Road to Recovery

Pay Attention to What You Do After Your Workout

Recovery

Whether you are an endurance athlete, weightlifter or training for your first 5K, the ability to recover is fundamental to any training and performance plan. Simply stated, one workout doesn’t make an athlete. It is the consistency of many, many workouts repeated over and over again that will let you perform your best on race day.

In order to get stronger, go longer, get faster and stay injury free, your body has to recover. It’s not an option. You either help your body do it or it will find its own way.

Primary recovery needs to occur in stressed musculoskeletal, cardio (heart and lungs) and endocrine (adrenals & immune) systems.

Study IMPACT’s warning signs and guidelines for recovery to make sure you are getting the most out of your workouts. Put these techniques into play and, guaranteed, you will feel the difference.
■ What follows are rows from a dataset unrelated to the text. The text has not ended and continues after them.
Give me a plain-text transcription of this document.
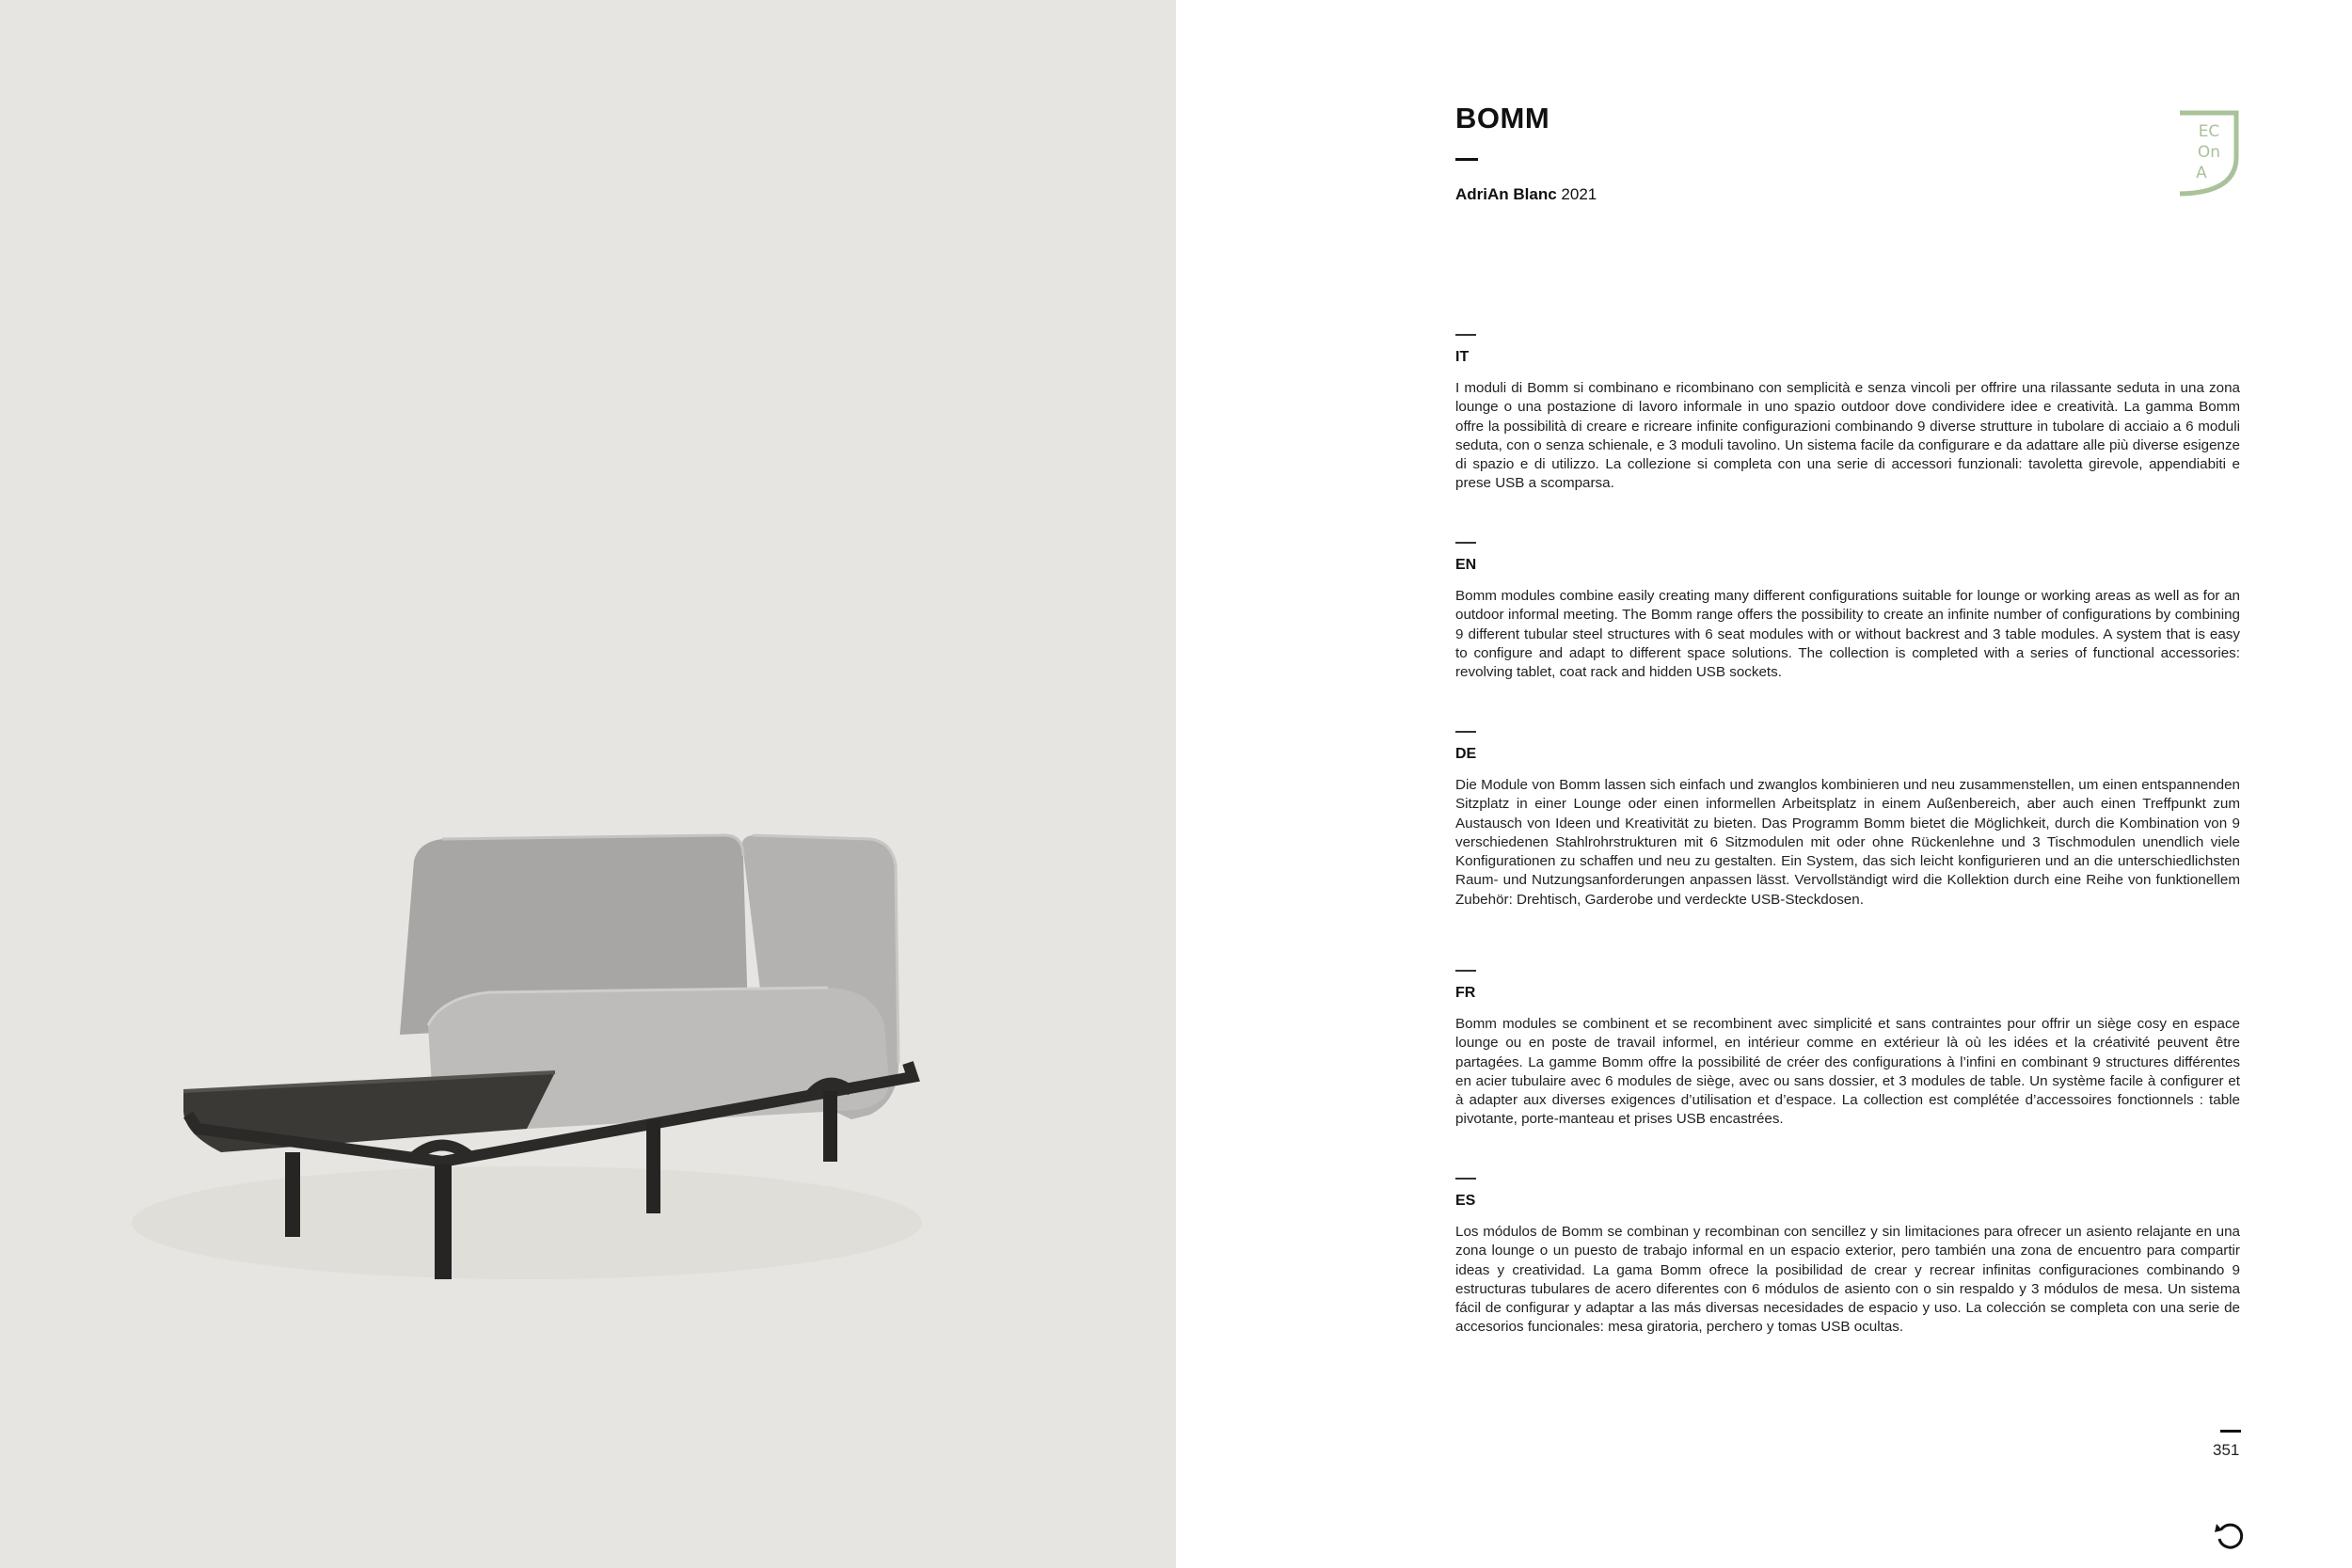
BOMM
AdriAn Blanc 2021
EC
On
A
IT
I moduli di Bomm si combinano e ricombinano con semplicità e senza vincoli per offrire una rilassante seduta in una zona lounge o una postazione di lavoro informale in uno spazio outdoor dove condividere idee e creatività. La gamma Bomm offre la possibilità di creare e ricreare infinite configurazioni combinando 9 diverse strutture in tubolare di acciaio a 6 moduli seduta, con o senza schienale, e 3 moduli tavolino. Un sistema facile da configurare e da adattare alle più diverse esigenze di spazio e di utilizzo. La collezione si completa con una serie di accessori funzionali: tavoletta girevole, appendiabiti e prese USB a scomparsa.
EN
Bomm modules combine easily creating many different configurations suitable for lounge or working areas as well as for an outdoor informal meeting. The Bomm range offers the possibility to create an infinite number of configurations by combining 9 different tubular steel structures with 6 seat modules with or without backrest and 3 table modules. A system that is easy to configure and adapt to different space solutions. The collection is completed with a series of functional accessories: revolving tablet, coat rack and hidden USB sockets.
DE
Die Module von Bomm lassen sich einfach und zwanglos kombinieren und neu zusammenstellen, um einen entspannenden Sitzplatz in einer Lounge oder einen informellen Arbeitsplatz in einem Außenbereich, aber auch einen Treffpunkt zum Austausch von Ideen und Kreativität zu bieten. Das Programm Bomm bietet die Möglichkeit, durch die Kombination von 9 verschiedenen Stahlrohrstrukturen mit 6 Sitzmodulen mit oder ohne Rückenlehne und 3 Tischmodulen unendlich viele Konfigurationen zu schaffen und neu zu gestalten. Ein System, das sich leicht konfigurieren und an die unterschiedlichsten Raum- und Nutzungsanforderungen anpassen lässt. Vervollständigt wird die Kollektion durch eine Reihe von funktionellem Zubehör: Drehtisch, Garderobe und verdeckte USB-Steckdosen.
FR
Bomm modules se combinent et se recombinent avec simplicité et sans contraintes pour offrir un siège cosy en espace lounge ou en poste de travail informel, en intérieur comme en extérieur là où les idées et la créativité peuvent être partagées. La gamme Bomm offre la possibilité de créer des configurations à l’infini en combinant 9 structures différentes en acier tubulaire avec 6 modules de siège, avec ou sans dossier, et 3 modules de table. Un système facile à configurer et à adapter aux diverses exigences d’utilisation et d’espace. La collection est complétée d’accessoires fonctionnels : table pivotante, porte-manteau et prises USB encastrées.
ES
Los módulos de Bomm se combinan y recombinan con sencillez y sin limitaciones para ofrecer un asiento relajante en una zona lounge o un puesto de trabajo informal en un espacio exterior, pero también una zona de encuentro para compartir ideas y creatividad. La gama Bomm ofrece la posibilidad de crear y recrear infinitas configuraciones combinando 9 estructuras tubulares de acero diferentes con 6 módulos de asiento con o sin respaldo y 3 módulos de mesa. Un sistema fácil de configurar y adaptar a las más diversas necesidades de espacio y uso. La colección se completa con una serie de accesorios funcionales: mesa giratoria, perchero y tomas USB ocultas.
351
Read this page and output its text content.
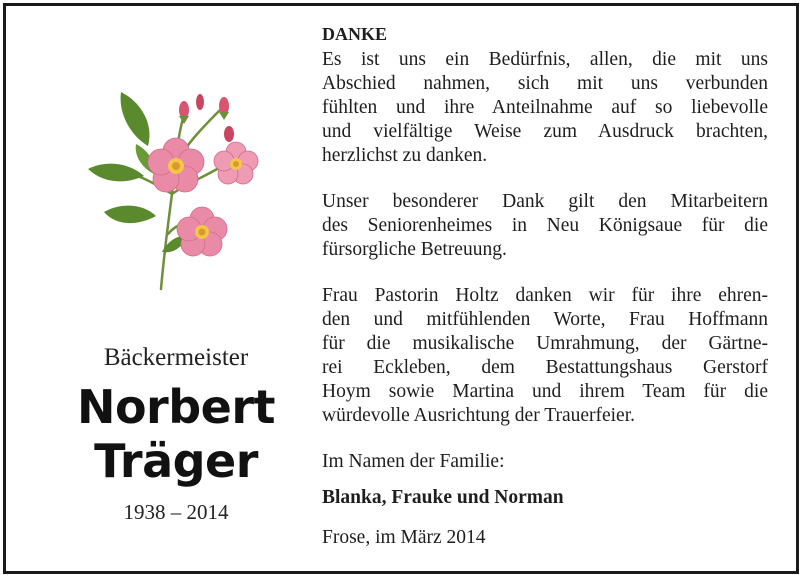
Bäckermeister
Norbert
Träger
1938 – 2014

DANKE

Es ist uns ein Bedürfnis, allen, die mit uns
Abschied nahmen, sich mit uns verbunden
fühlten und ihre Anteilnahme auf so liebevolle
und vielfältige Weise zum Ausdruck brachten,
herzlichst zu danken.

Unser besonderer Dank gilt den Mitarbeitern
des Seniorenheimes in Neu Königsaue für die
fürsorgliche Betreuung.

Frau Pastorin Holtz danken wir für ihre ehren-
den und mitfühlenden Worte, Frau Hoffmann
für die musikalische Umrahmung, der Gärtne-
rei Eckleben, dem Bestattungshaus Gerstorf
Hoym sowie Martina und ihrem Team für die
würdevolle Ausrichtung der Trauerfeier.

Im Namen der Familie:

Blanka, Frauke und Norman

Frose, im März 2014
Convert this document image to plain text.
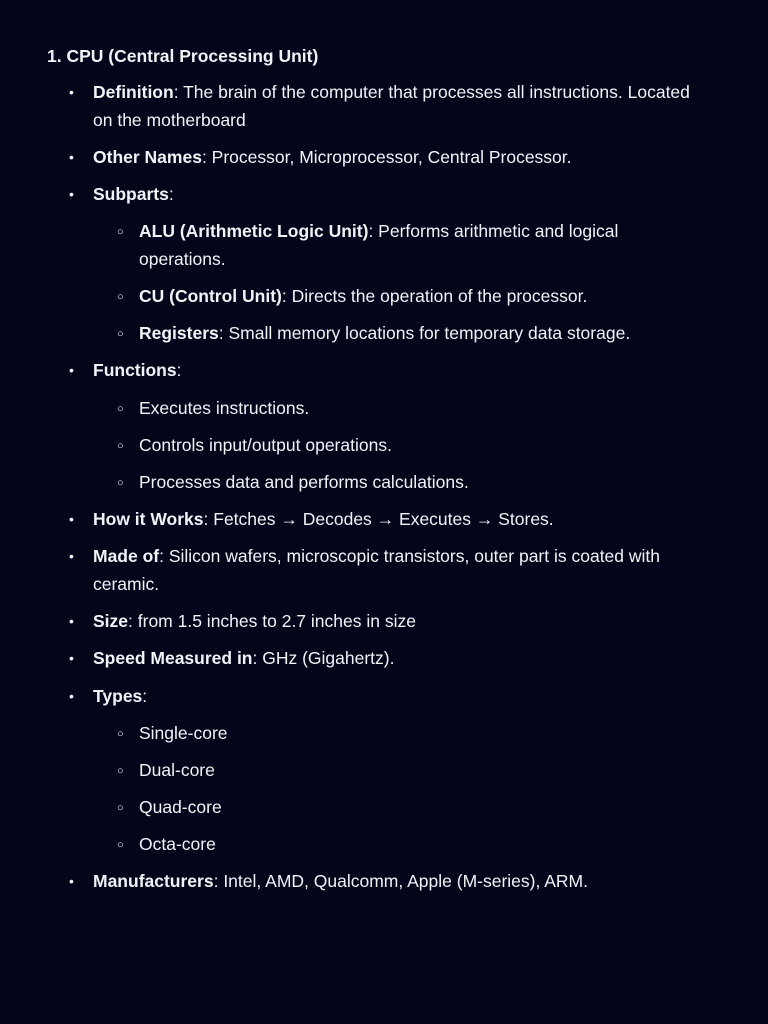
1. CPU (Central Processing Unit)
• Definition: The brain of the computer that processes all instructions. Located on the motherboard
• Other Names: Processor, Microprocessor, Central Processor.
• Subparts:
○ ALU (Arithmetic Logic Unit): Performs arithmetic and logical operations.
○ CU (Control Unit): Directs the operation of the processor.
○ Registers: Small memory locations for temporary data storage.
• Functions:
○ Executes instructions.
○ Controls input/output operations.
○ Processes data and performs calculations.
• How it Works: Fetches → Decodes → Executes → Stores.
• Made of: Silicon wafers, microscopic transistors, outer part is coated with ceramic.
• Size: from 1.5 inches to 2.7 inches in size
• Speed Measured in: GHz (Gigahertz).
• Types:
○ Single-core
○ Dual-core
○ Quad-core
○ Octa-core
• Manufacturers: Intel, AMD, Qualcomm, Apple (M-series), ARM.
Signs You Are Not Recovering Well

    1. One or two rockstar workouts, then it’s like you’ve never trained in your life.
    2. You get colds, flu, heightened allergies, cold sores.
    3. Muscle weakness, decrease in strength
    4. Fatigue — beyond workout tiredness that can become chronic.
    5. Crankiness, depression, mental fog.
    6. Muscle cramping.
    7. Poor sleep.
    8. Bonking in workouts, unpredictable nutrition needs: i.e. what used to work doesn’t work anymore; life bonks: i.e. blood sugar issues, food allergies.
    9. Lack of performance despite effort. You are not getting better or even getting worse.
    10. Injury.

Recovery Guidelines

    1. Calories: At the latter part of your workout, finish that last bit of bar or drink. This completes your workout and lets the recovery process begin.
    2. Hydration: Drink water until your pee is light yellow or clear.
    3. Recovery Window: You have about an hour after a workout to get key nutrients into the muscles to rebuild and recover. Take in protein, with the primary nutrient l-glutamine. Whole food (vegetarian/alkaline) based protein powder is your best source. Protein helps replenish glycogen stores and knits microtears in the muscles. Have a recovery shake ready after you train.
    4. Roll It Out: Use a massage stick, foam roller or your hands, rolling muscles up toward your heart. Do this 10 times to flush lactic acid and reduce muscle stiffness.
    5. Easy Stretch: After a workout, stretch lightly, enough to get the blood moving.
    6. Legs Up Wall: Lay on your back, legs up on the wall for 10 minutes to flush out blood.
    7. Ice it, Rub It, Compress It: If it’s swollen or injured (and if you’re tough) try an ice bath; apply muscle rubs to increase circulation; compress sore muscles or the lower extremities to get oxygen-rich blood flowing.
    8. Eat Quality Food: Eat colourful, whole fresh food — berries, dark greens and foods high in omega 3 and antioxidents. You work your body hard, don’t reward it with crap.
    9. Active Recovery Workouts: An easy run, swim or spin the day after a hard workout allows you to adapt to stress and get ready for more good efforts.
    10. Rest: Make time for naps, early bed or days off. Recovery occurs during rest.

Magnesium: The Recovery Nutrient

Increasing research shows that magnesium is the key to all things recovery, especially if you tend to get muscle cramps, sleep poorly or you lack green nutrient-dense veggies in your diet. Considering 80 per cent of the population is magnesium deficient, you may be, too. Try ion based magnesium every night. Sweet dreams equals happy recovery.